2.) Is there anyone reading this who can remember the uproar when Cassius Clay changed his name to Muhammad Ali? I remember people who insisted on still calling him Cassius Clay. It was both disrespectful and dehumanizing. It said, “I won’t recognize you if you don’t play by my rules.” Calling him Cassius Clay backfired—over time those who called him Cassius Clay were seen as hateful, backwards, and small-minded.
3.) The church has been talking about gender neutral pronouns at least since the 1960s, when the women’s movement pointed out that “he” isn’t always the appropriate pronoun for God. Bible translations like the NRSV arose because of this.
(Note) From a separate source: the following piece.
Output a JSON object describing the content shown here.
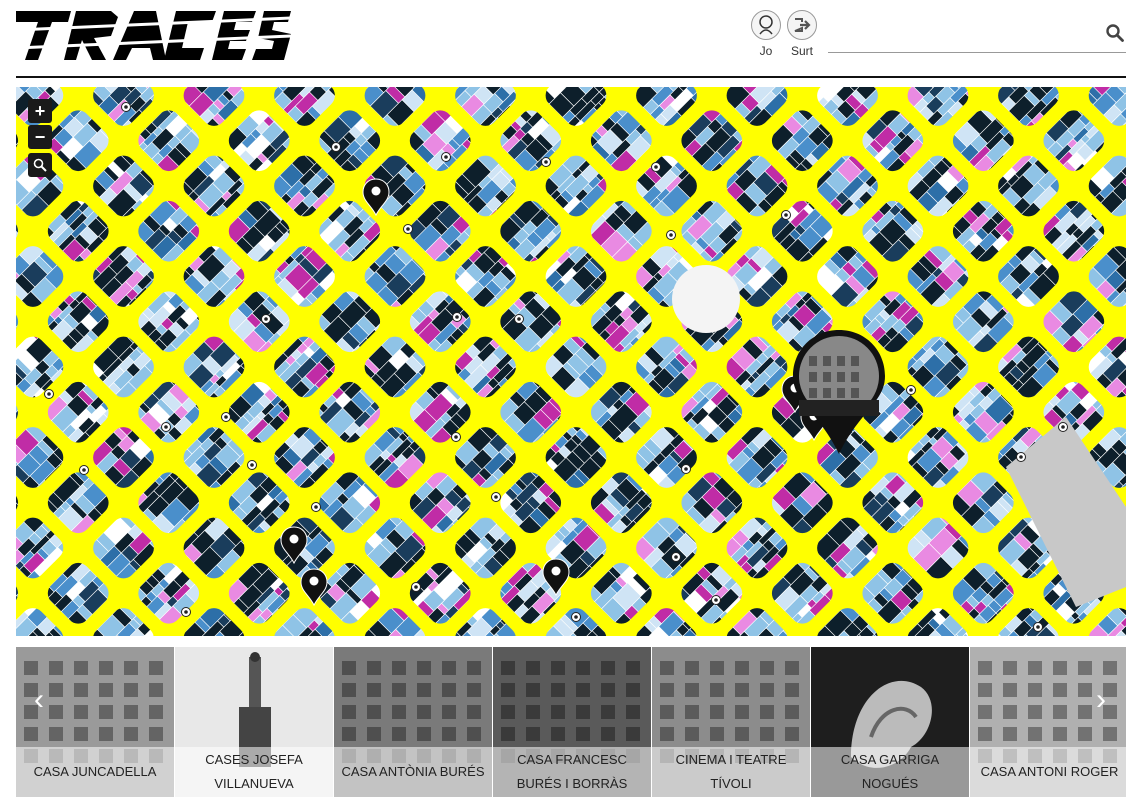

It was hard for those raised in a patriarchal system when it started, but now when I hear God talk using only male pronouns I think, “If your image of the infinite God limits God to a finite human gender, your God is too small.” As Steve Mathonnet-VanderWell has already brilliantly written in this space, God is not binary. How we think about God affects how we think about God’s creation and God’s creatures.
4.) Late in his life, Bing Crosby did a couple of things that strike me as extraordinary. He hosted David Bowie on his Christmas special and together they sang “The Little Drummer Boy.” It’s become a sort of holiday classic, so strange, so bizarre, it works. Bravo Bing. He also covered the Beatles song “Hey Jude.” This lacks the charm the David Bowie duet has. Although Bing did handle the “bom-bom-bom-bom-dee-da-dum” transition from the verses to the sing along chorus with a certain aplomb, the whole thing reeks of desperation. There is so much wrong with it. The world had passed Bing by, but he didn’t have the wisdom to withdraw from the stage. He should have. So I wonder, as I age, how to be the awkward-yet-slightly-still-cool Bing singing with David Bowie rather than the clearly over-the-hill Bing singing “Hey Jude.” I wonder if the church has any interest in questions like that. Most of the time I don’t think it does.
Can we accept someone like Asia Kate Dillon on their terms, or do our needs require us to accept her only on our terms? Grammar, in this instance, becomes both a shield for our own uncomfortableness and a weapon to control someone we don’t control.
It’s hard for me. It’s easier to roll my eyes, ridicule, and make dismissive comments about being arrested by the political correctness police than try to understand or accept people on their terms
I fear I hear the faint echo of “Hey Jude” in the distance. What’s it going to be? I am doing my best to try.